Marten Thomsen zeigt ein Paar alter Schlittschuhe mit hölzernen Sohlen. |
„Schlittschuhe mit hölzernen Sohlen waren mindestens seit dem 19. Jahrhundert hier in der Gegend in Gebrauch, vermutlich auch schon früher“, weiß der Sammlungsleiter des Museumsdorfes und greift nach einem Paar, das bereits ganz aus Metall besteht. Es stammt aus den 1930er-Jahren und wuchs mit dem Eigentümer mit. „Hier kann man mit einem Schlüssel die Größe verstellen.“ Wobei von „Schlittschuhen“ eigentlich noch gar keine Rede sein kann, denn es handelt sich um einfache Kufen, die unter das Schuhwerk geschnallt wurden. In diesem Fall muss es allerdings wenig Gelegenheit dazu gegeben haben, denn die Kufen sind noch ungeschliffen, wurden also wohl noch kein einziges Mal benutzt, ebenso wie das Paar „Hudora Schlittschuhe“, das sogar mitsamt der Originalverpackung ins Museum gegeben wurde. „Dieses Paar haben wir 1995 von einer Familie aus Suderburg erhalten“, so Thomsen, der die Beschäftigung mit den winterlichen Exponaten zum Anlass nimmt, sich ein wenig mit den alten Gebräuchen der Region zu beschäftigen. Viel gebe die Quellenlage nicht her, meint er. Heimatforscher Eduard Kück beschreibt in seinem 1906 erschienenen „Bauernleben der Lüneburger Heide“ als Wintervergnügen der Kinder lediglich das „Glittschen“, also Rutschen oder Schlittern, das Schneeballwerfen und Schlittenfahren. Auch dazu hat das Museumsdorf einige schöne Stücke zu bieten, zum Beispiel einen liebevoll gebauten Kinderschlitten, der dem Museum 2015 gespendet wurde.
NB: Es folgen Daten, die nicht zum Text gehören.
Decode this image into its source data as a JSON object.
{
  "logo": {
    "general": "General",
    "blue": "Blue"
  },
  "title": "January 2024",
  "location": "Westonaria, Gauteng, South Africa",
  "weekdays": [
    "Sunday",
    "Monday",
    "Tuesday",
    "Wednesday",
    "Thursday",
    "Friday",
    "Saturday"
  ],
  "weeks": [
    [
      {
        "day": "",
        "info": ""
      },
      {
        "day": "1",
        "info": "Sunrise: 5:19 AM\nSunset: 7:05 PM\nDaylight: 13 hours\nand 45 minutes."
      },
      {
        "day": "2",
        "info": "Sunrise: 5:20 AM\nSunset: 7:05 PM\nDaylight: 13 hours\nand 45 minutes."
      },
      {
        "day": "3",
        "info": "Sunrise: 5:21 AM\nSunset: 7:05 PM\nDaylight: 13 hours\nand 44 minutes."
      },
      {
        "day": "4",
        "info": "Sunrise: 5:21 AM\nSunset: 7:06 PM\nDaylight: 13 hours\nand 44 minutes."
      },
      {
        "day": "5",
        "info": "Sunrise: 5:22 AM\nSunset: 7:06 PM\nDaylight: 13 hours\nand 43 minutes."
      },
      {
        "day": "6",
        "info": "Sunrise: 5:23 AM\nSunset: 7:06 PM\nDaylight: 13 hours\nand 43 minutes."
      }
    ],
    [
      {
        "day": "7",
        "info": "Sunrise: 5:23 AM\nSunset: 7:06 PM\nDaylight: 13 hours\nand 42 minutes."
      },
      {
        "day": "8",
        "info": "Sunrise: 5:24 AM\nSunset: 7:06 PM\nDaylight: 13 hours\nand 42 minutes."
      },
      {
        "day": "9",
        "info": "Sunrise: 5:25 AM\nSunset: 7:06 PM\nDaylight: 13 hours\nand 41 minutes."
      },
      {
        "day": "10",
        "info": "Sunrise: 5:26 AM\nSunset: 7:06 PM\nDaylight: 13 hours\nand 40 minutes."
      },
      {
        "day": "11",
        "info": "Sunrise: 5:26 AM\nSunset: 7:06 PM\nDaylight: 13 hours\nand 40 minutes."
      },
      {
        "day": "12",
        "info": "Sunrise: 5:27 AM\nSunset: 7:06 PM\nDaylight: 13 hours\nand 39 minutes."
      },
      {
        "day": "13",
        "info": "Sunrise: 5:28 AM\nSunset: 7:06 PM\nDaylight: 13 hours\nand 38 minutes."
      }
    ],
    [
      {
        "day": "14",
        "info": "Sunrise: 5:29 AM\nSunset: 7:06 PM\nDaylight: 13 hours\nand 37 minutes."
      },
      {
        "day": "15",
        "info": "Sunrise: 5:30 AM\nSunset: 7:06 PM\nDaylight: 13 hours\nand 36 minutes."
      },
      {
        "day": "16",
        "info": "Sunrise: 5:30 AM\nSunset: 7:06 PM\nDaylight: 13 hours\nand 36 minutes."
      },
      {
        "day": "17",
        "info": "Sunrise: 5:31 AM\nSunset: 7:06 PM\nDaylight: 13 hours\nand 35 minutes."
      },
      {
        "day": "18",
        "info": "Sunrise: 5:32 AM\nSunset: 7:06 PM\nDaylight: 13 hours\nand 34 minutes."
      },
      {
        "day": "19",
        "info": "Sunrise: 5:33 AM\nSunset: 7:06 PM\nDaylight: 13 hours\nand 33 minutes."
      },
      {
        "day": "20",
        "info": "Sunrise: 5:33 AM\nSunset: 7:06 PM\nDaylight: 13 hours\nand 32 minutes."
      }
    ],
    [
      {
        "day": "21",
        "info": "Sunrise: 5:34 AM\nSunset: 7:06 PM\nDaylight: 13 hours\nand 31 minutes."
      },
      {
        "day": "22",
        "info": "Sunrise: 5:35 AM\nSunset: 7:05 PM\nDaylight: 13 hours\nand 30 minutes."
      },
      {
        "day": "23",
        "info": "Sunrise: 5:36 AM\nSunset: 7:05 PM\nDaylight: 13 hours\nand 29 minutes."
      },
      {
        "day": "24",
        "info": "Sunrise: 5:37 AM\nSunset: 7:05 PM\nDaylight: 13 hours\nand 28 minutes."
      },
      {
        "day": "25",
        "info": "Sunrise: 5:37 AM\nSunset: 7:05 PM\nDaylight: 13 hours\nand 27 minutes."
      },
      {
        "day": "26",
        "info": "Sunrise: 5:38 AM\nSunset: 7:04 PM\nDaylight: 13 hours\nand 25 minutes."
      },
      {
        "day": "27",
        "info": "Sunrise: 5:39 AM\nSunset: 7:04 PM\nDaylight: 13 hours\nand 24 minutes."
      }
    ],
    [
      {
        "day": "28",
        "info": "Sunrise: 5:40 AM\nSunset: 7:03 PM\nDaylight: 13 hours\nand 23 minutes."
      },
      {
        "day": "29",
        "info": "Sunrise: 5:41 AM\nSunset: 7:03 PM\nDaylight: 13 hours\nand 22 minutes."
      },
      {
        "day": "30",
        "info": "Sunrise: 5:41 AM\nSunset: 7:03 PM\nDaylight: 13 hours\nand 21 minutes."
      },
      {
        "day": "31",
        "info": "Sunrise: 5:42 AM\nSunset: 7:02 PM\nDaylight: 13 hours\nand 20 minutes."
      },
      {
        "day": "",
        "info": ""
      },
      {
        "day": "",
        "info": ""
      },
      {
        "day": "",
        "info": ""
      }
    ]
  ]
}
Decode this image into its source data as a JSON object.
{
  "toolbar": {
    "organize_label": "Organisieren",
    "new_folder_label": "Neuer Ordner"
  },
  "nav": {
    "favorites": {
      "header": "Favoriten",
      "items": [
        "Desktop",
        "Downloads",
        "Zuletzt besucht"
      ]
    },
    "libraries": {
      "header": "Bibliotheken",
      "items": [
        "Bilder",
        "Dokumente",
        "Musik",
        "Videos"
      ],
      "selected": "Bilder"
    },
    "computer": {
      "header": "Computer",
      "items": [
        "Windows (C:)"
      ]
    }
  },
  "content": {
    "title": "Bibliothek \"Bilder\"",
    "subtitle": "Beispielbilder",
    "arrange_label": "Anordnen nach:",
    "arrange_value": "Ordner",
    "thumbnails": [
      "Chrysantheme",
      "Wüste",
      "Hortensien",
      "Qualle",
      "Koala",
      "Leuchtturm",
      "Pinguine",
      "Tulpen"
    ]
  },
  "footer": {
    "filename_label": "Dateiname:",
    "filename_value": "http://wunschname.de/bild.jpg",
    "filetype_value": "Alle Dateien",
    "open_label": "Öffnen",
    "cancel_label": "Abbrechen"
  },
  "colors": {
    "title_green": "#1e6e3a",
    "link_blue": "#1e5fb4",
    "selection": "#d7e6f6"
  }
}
Und wie der hölzerne Kinderschlitten, der fast wie ein gemütlicher Sessel gearbeitet ist, wohl gezogen wurde? „Weite Strecken legte man damit wohl nicht zurück, hierfür wurden größere von Pferden gezogene Kutschenschlitten verwendet“, weiß Marten Thomsen und zieht ein Paar dicker Kutscherstiefel hervor, die mit ihren hölzernen Sohlen und dem dicken Futter davon erzählen, dass es auf längeren Fahrten schon ungemütlich kalt auf dem Kutschbock werden konnte.
Die Schlittschuhe wurden unter solche halbhohen Schnürstiefel geschnallt. |
Skier wurden übrigens früher gerne aus Fassdauben gebaut und mit Lederriemen an den Schuhen befestigt. Die Stöcker holte man einfach aus dem nächsten Gehölz. Solche Exemplare sind nicht in der Museumssammlung, wohl, weil sie ganz einfach nicht aufgehoben worden sind, wohl aber ein Paar hölzerne Skier mit Bambusstöcken. Diese stammen aus Bad Bevensen und wurden dem Museum 1999 übergeben. Angesichts er milden Winter der vergangenen Jahre werden Zuwächse aus jüngerer Zeit in der winterlichen Sammlung des Museumsdorfes wohl kaum zu erwarten sein. Und so sind die Sammlungsstücke nicht nur Zeugnisse früherer Lebensumstände, sondern auch von klimatischen Veränderungen, die sich auf das Leben in unserer Region auswirken.